The Road to High Saffron
by Jasper Fforde
6.1.02.11.235: Artifacture from before the Something That Happened may be collected, so long as it does not appear on the Leapback list or possess color above 23 percent saturation.
Did you understand that? You would if you were Eddie Russett, the 20-year-old, first-person narrator of Shades of Grey: The Road to High Saffron. Eddie knows that the above is one of Munsell's innumerable Rules. "The Word of Munsell was the Rules, and the Rules were the Word of Munsell. They regulated everything we did, and had brought peace to the Collective for nearly four centuries. They were sometimes very odd indeed: The banning of the number that lay between 72 and 74 was a case in point, and no one had ever fully explained why it was forbidden to count sheep, make any new spoons or use acronyms. But they were the Rules..." Not surprisingly, this is a society that has embraced "loopholery" enthusiastically.
Eddie's society is a Colortocracy, where social status isn't determined by merit or by birth, it's determined by which color(s) 0f the spectrum you can see, and how much of them. Eddie's a Red, which is next to lowest on the totem pole. Oranges are higher than Reds, Yellows higher than Oranges, and so on. The only ones lower than Reds are the Greys, or achromatics. They can't see any color at all. They're the unappreciated workers of the society.
In Shades of Grey, Jasper Fforde has created a richly imagined future that revolves entirely around color, and the perception of it. Explains Eddie, "No one could cheat the Colorman and the color test. What you got was what you were, forever. Your life, career and social standing decided right there and then, and all worrisome life uncertainties eradicated forever. You knew who you were, what you would do, where you would go and what was expected of you."

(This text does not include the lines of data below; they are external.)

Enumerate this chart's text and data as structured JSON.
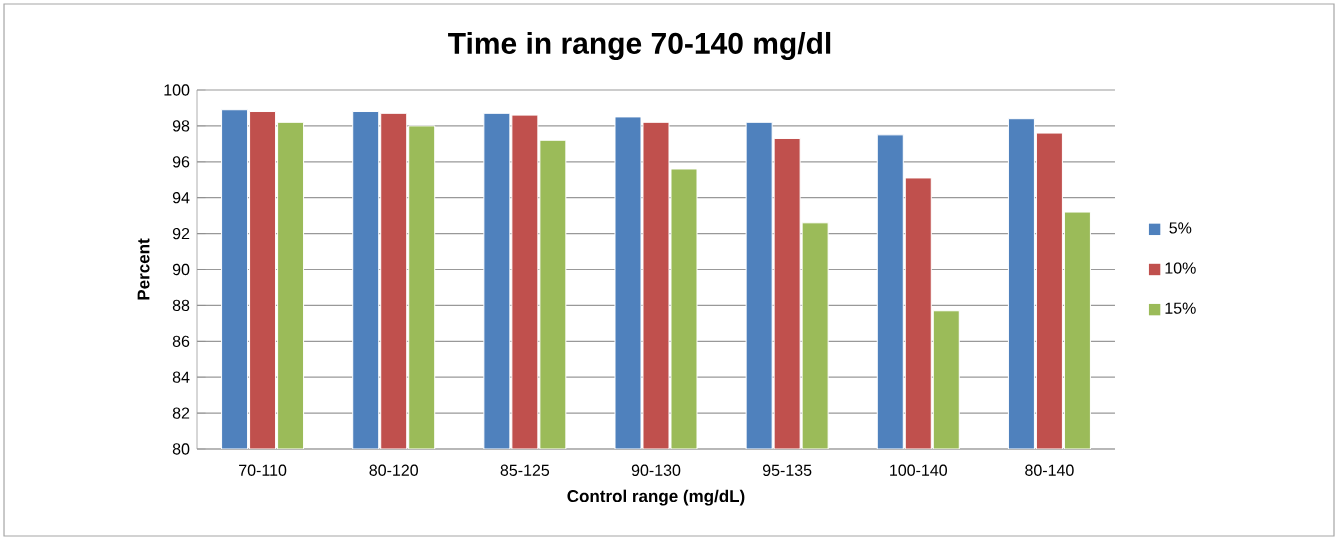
{
  "chart_data": {
    "type": "bar",
    "title": "Time in range 70-140 mg/dl",
    "xlabel": "Control range (mg/dL)",
    "ylabel": "Percent",
    "categories": [
      "70-110",
      "80-120",
      "85-125",
      "90-130",
      "95-135",
      "100-140",
      "80-140"
    ],
    "series": [
      {
        "name": "5%",
        "color": "#4f81bd",
        "values": [
          98.9,
          98.8,
          98.7,
          98.5,
          98.2,
          97.5,
          98.4
        ]
      },
      {
        "name": "10%",
        "color": "#c0504d",
        "values": [
          98.8,
          98.7,
          98.6,
          98.2,
          97.3,
          95.1,
          97.6
        ]
      },
      {
        "name": "15%",
        "color": "#9bbb59",
        "values": [
          98.2,
          98.0,
          97.2,
          95.6,
          92.6,
          87.7,
          93.2
        ]
      }
    ],
    "ylim": [
      80,
      100
    ],
    "yticks": [
      80,
      82,
      84,
      86,
      88,
      90,
      92,
      94,
      96,
      98,
      100
    ],
    "grid": "y",
    "legend": "right"
  }
}
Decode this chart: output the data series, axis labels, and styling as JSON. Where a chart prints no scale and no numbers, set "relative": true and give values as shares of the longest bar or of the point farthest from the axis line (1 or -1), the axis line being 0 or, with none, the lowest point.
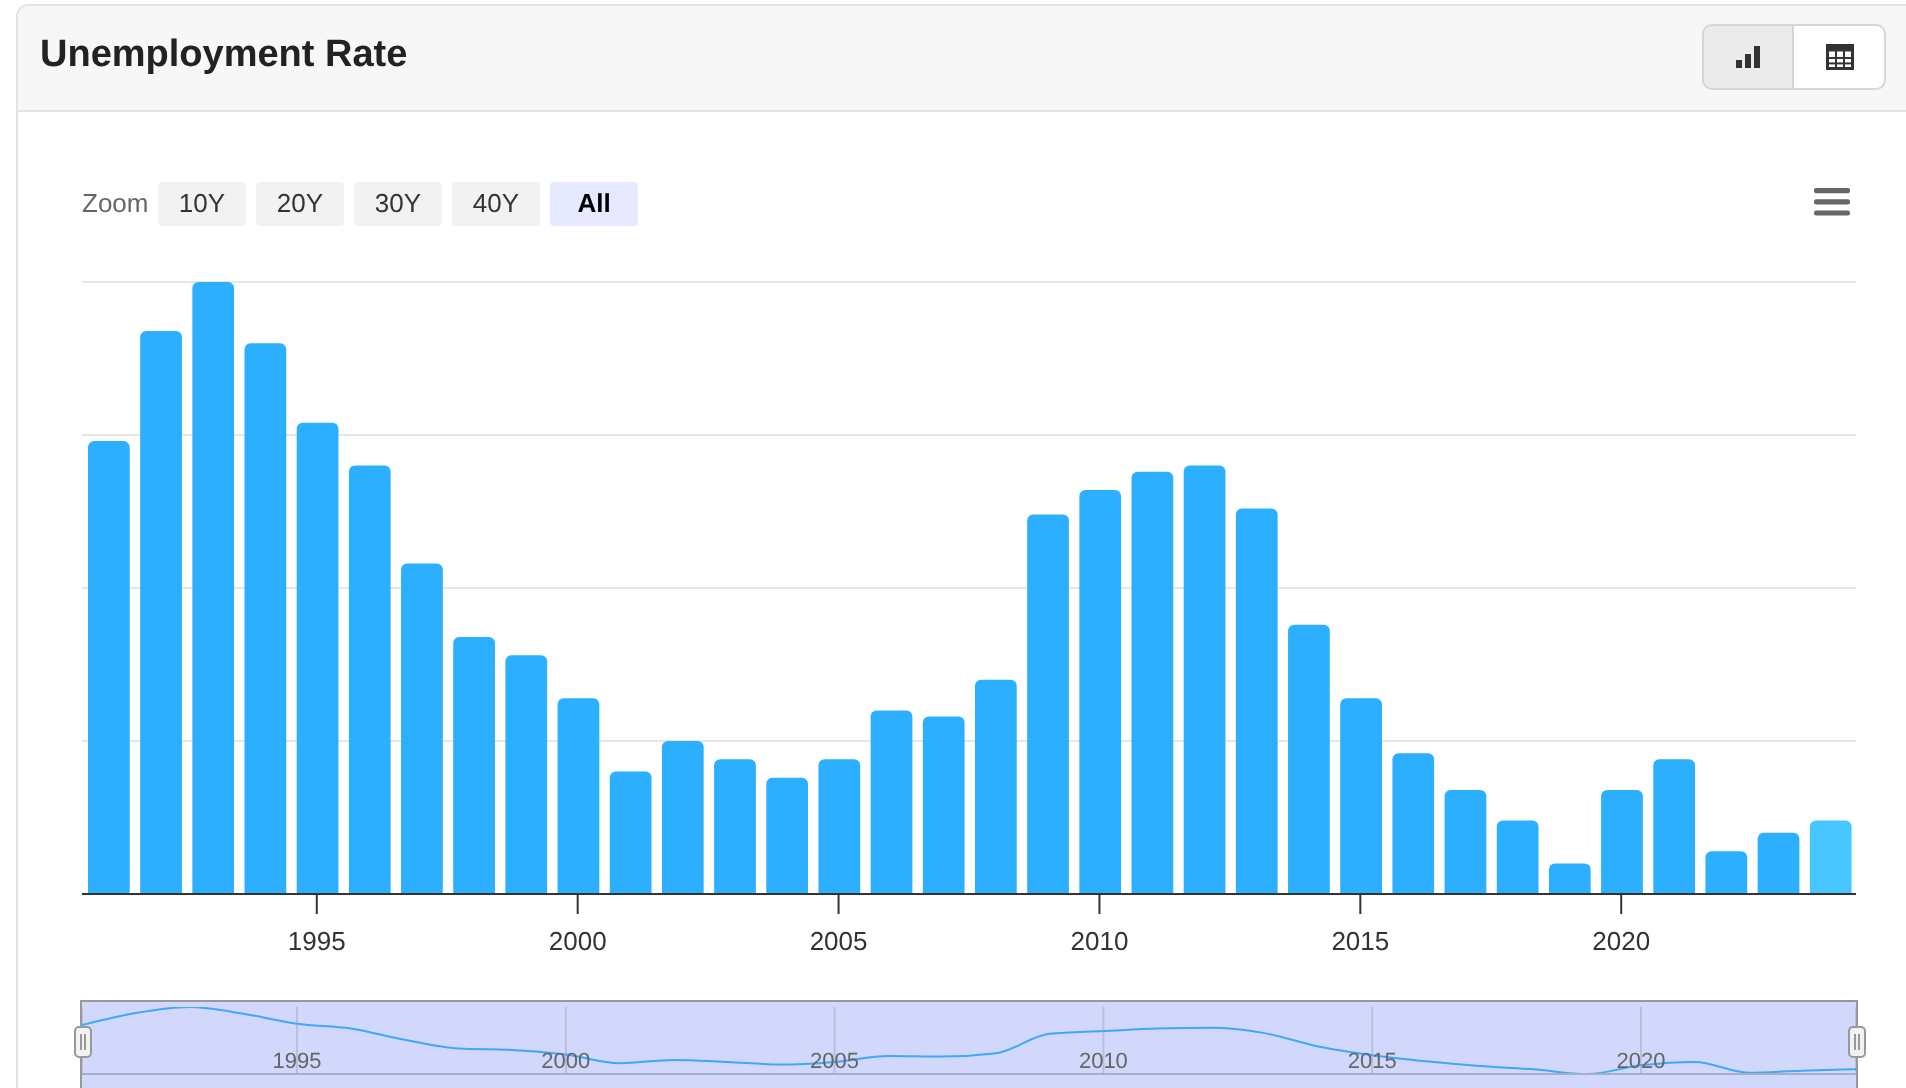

As the novel opens, Eddie doesn't want much from life. He wants to fulfill his Civil Obligations as best he can. He wants to marry into the prestigious Oxblood family. And he does have a few fairly radical ideas about improved ways to queue. Other than that, he wants to avoid the perils of swans, lightning, and mildew. But that's before he travels for the first time in his life, to the Outer Fringes, where the Rules are interpreted differently. Eddie's a fish out of water, and we're meeting people and learning about life in the village of East Carmine right along with him.
It is there that Eddie meets a Grey named Jane. He's smitten immediately, and that's even before she threatens to kill him. Jane, rude in a world without rudeness, violent in a world without violence, leads Eddie gradually down a path that has him questioning everything he thought he knew about the Colortocracy--in a world that most definitely does not value questions or those that ask them.
By now, you many have gathered that this novel is a bit of a departure for Fforde. There is so much going on that it's hard to take it all in, and virtually impossible to summarize. While undeniably funny, the humor is darker and a bit less overt. Shades of Grey is more challenging, sophisticated, and substantive than anything we've seen previously from Mr. Fforde. In a word, it's brilliant! The cleverness he has always displayed in his Thursday Next novels is dialed up several notches here, as he points his satirical eye at a world so strange and outlandish that comparisons to our own are inescapable. I'm not convinced that all of the Fforde Ffanatics will embrace this latest work, but I suspect most will. And I, for one, with be looking forward with great enthusiasm to Shades of Grey 2: Painting by Numbers and Shades of Grey 3: The Gordini Protocols.